Here I write about personal projects that I’ve been working on outside of my main research.


Graphsmith: AI-Native Planning and Execution with Graph-Based Programs

GitHub

Motivation

Large language models are very good at understanding what you want, but still unreliable when asked to directly emit a complete structured artifact such as a workflow graph, a typed JSON program, or a large plan with precise wiring. They often produce something that looks plausible while still being wrong in subtle but important ways: missing bindings, inconsistent ports, invalid control flow, invented capabilities, or outputs that do not match the intended contract.

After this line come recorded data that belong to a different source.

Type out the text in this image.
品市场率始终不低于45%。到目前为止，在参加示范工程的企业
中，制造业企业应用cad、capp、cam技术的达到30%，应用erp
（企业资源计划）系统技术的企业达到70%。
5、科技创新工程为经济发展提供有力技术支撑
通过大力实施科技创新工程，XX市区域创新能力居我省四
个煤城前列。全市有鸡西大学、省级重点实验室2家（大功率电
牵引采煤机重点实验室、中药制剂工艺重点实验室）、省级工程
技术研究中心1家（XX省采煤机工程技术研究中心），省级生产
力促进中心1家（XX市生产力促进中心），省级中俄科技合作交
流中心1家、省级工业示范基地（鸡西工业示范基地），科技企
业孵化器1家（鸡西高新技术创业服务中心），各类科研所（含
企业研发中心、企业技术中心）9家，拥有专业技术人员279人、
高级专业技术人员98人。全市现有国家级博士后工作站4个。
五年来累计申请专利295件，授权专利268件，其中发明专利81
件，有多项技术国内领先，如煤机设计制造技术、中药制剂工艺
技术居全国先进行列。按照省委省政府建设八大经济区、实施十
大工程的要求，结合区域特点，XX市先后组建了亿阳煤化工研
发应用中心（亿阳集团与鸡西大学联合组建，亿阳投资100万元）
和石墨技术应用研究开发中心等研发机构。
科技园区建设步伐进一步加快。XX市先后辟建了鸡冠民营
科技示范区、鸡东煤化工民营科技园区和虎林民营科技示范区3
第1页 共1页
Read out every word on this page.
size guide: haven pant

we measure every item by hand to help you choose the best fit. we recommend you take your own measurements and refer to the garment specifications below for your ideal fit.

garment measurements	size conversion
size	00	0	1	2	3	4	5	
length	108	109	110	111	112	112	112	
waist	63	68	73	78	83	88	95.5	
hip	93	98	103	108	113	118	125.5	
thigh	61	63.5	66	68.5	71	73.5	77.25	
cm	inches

Graphsmith explores a different approach. Instead of asking the model to directly serialize executable structure, it treats the model as a semantic planner and surrounds it with a deterministic planning and execution substrate. The model proposes intent. Graphsmith compiles, validates, repairs, executes, traces, and learns reusable structure from the result.

The core idea

Graphsmith turns natural-language goals into typed executable graphs. The key architectural move is to separate semantic reasoning from structural correctness:

Graphsmith pipeline

The flow is now roughly this:

  1. Goal policy and decomposition — the system derives policy constraints and a coarse semantic decomposition before building any executable structure.
  2. Candidate retrieval — Graphsmith searches both local and remote skill registries for reusable capabilities.
  3. IR planning — the model proposes candidate plans in a typed intermediate representation rather than directly emitting raw graph structure.
  4. Deterministic compilation and repair — Graphsmith lowers IR into a graph, normalizes it, validates it, and performs bounded structural repair where possible.
  5. Execution and tracing — the runtime executes guarded branches and lowered loop regions while recording traces for inspection.
  6. Closed-loop reuse — missing capabilities can trigger bounded skill generation, promotion, and re-entry into planning.

This makes the system feel much more like a compiler toolchain than a one-shot prompting setup.

What Graphsmith does now

The current architecture supports:

  • typed IR planning rather than raw graph emission
  • guarded execution and structural branch handling
  • bounded loop lowering and execution
  • deterministic graph validation and normalization
  • local region repair and runtime-trace-guided repair
  • bounded closed-loop skill generation
  • promotion signals mined from traces
  • local registries and a hosted remote skill registry foundation
  • frontier and stress harnesses for probing generalization limits

The important point is that Graphsmith is no longer only a planner for a narrow text-processing benchmark. It is becoming a substrate for AI-native program construction where the graph is easy for a model to inspect at multiple levels: whole-plan intent, a branch or loop region, or an individual skill contract.

Why this is interesting

What I find most promising is not just that Graphsmith can sometimes produce a good graph. It is that the graph representation is inspectable and editable in a way that seems much more model-friendly than raw source code or raw execution traces.

A model can:

  • look at the full graph and understand the broad intent
  • zoom into one region and inspect only the relevant substructure
  • reason about a skill contract without re-reading the entire program
  • repair a local failure without regenerating everything
  • eventually reuse or promote working subgraphs as new skills

That suggests a path toward systems where planning, reuse, and repair become increasingly compositional instead of being repeated from scratch for every task.

Where it is now

Graphsmith is already a serious experimental substrate, but it is not yet a truly general-purpose programming system.

It still works best when:

  • the task can be decomposed into bounded reusable skills
  • repair can be local rather than global
  • the runtime semantics are simple enough to stay inspectable
  • missing capabilities can be bridged by bounded synthesis or reuse

What is still missing for real open-ended generalization is richer graph-native skill synthesis, stronger region-level repair, a more expressive runtime for state and effects, and deeper integration with real code and tool environments.

Future direction

The long-term vision is not “add one more heuristic for one more benchmark task.” It is to make Graphsmith into a genuinely AI-native programming substrate.

The next major steps I care about are:

  • Graph-native skill synthesis — generated skills should become reusable subgraphs with tests and contracts, not mostly one-step templates.
  • Region-level repair — loops, branches, and failing subplans should be regenerated locally as a normal part of execution.
  • Richer runtime semantics — bindings, structured errors, state, effects, and reusable subgraphs need to become first-class.
  • Tool and code integration — files, tests, shell commands, APIs, and code edits should become native planning/execution environments.
  • Trust-aware remote reuse — a shared skill network should eventually use provenance, validation history, and policy, not just retrieval.

That is the direction that would move Graphsmith from “interesting structured planner” toward “tell it to build something real, and it can plan, compose, synthesize, debug, and reuse its own intermediate work.”

The code is available at github.com/jonaselgammal/Graphsmith.